Scientists at a the University of Warwick are turning to car technology to find a new way of helping hospital patients.

Researchers at the Warwick Manufacturing Group, based at the University of Warwick in Coventry, are developing a method of producing synthetic bone, using techniques normally used to make catalytic converters for cars.

The bone implant team is working closely with Warwick Ventures, the university’s technology transfer office, to find a commercial partner.

The technique is being developed by Dr Kajal Mallick along with his postgraduate researcher James Meredith. They strongly believe it could offer substantial clinical benefits to patients undergoing bone implant surgery.

Of particular interest is surgery for hips and knees, and even on the spine.

Dr Mallick said the technique involves state-of-the-art extrusion of the implant material through a mould, to produce a 3-dimensional honeycomb texture, with uniform pores throughout. The material can then be sculpted by the surgeon to precisely match the defect.

After implantation, bone cells will be transported into the implant and begin to form new bone.

Dr Mallick said: “We worked with a Japanese company which manufactures catalytic converters and used their facility to produce samples which we could then test in the laboratory. We found that we were able to use calcium phosphates – a family of bioceramics that are routinely used in bone implant operations - but by using this technique we were able to improve significantly both the strength and porosity of the implant.

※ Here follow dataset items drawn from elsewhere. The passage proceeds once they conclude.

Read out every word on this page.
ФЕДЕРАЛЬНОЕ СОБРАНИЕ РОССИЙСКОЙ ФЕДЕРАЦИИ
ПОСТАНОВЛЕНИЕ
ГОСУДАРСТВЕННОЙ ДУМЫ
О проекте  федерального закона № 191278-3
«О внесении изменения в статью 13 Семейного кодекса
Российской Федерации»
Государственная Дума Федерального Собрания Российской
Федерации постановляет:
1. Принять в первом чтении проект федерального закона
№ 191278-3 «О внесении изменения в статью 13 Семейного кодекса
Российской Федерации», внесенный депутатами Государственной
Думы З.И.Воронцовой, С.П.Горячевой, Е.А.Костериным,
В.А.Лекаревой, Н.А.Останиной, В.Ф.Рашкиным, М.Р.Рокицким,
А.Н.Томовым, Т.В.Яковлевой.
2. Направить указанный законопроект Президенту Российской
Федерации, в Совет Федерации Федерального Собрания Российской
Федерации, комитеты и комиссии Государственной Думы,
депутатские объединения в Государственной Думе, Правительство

At the present time, there is no product available in the market place that satisfies both these key properties simultaneously. It is nearly an ideal scaffold structure for efficient blood flow and formation of new bone cells.”

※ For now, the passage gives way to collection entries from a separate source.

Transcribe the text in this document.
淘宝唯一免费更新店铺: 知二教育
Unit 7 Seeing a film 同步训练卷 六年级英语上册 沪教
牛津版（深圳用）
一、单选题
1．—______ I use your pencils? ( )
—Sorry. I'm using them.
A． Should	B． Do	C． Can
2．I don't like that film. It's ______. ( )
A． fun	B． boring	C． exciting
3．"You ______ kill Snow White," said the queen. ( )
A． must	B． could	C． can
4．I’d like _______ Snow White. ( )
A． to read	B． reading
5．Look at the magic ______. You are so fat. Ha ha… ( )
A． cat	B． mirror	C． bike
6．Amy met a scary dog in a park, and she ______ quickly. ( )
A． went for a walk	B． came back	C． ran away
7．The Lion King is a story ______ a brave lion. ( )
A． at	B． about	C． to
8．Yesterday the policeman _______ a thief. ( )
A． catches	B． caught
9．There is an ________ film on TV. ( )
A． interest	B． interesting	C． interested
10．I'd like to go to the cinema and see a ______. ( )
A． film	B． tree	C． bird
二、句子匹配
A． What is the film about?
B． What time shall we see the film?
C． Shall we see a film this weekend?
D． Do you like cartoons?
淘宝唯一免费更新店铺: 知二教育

The increased strength of the material means it could be used in spinal surgery, or in revision hip and knee operations, where currently non-degradable materials such as titanium or steel may be used.

Dr Mallick said one advantage of the technique was that the implant could quickly be filled with blood vessels, resulting in a faster healing process.

James Meredith, who is working to complete an Engineering Doctorate at Warwick, said: “The synthetic bone we are developing is as strong as normal healthy bone yet porous enough to allow bone cells to inhabit it and generate new bone. Over a period of time, we expect the synthetic bone will resorb, leaving only natural bone.”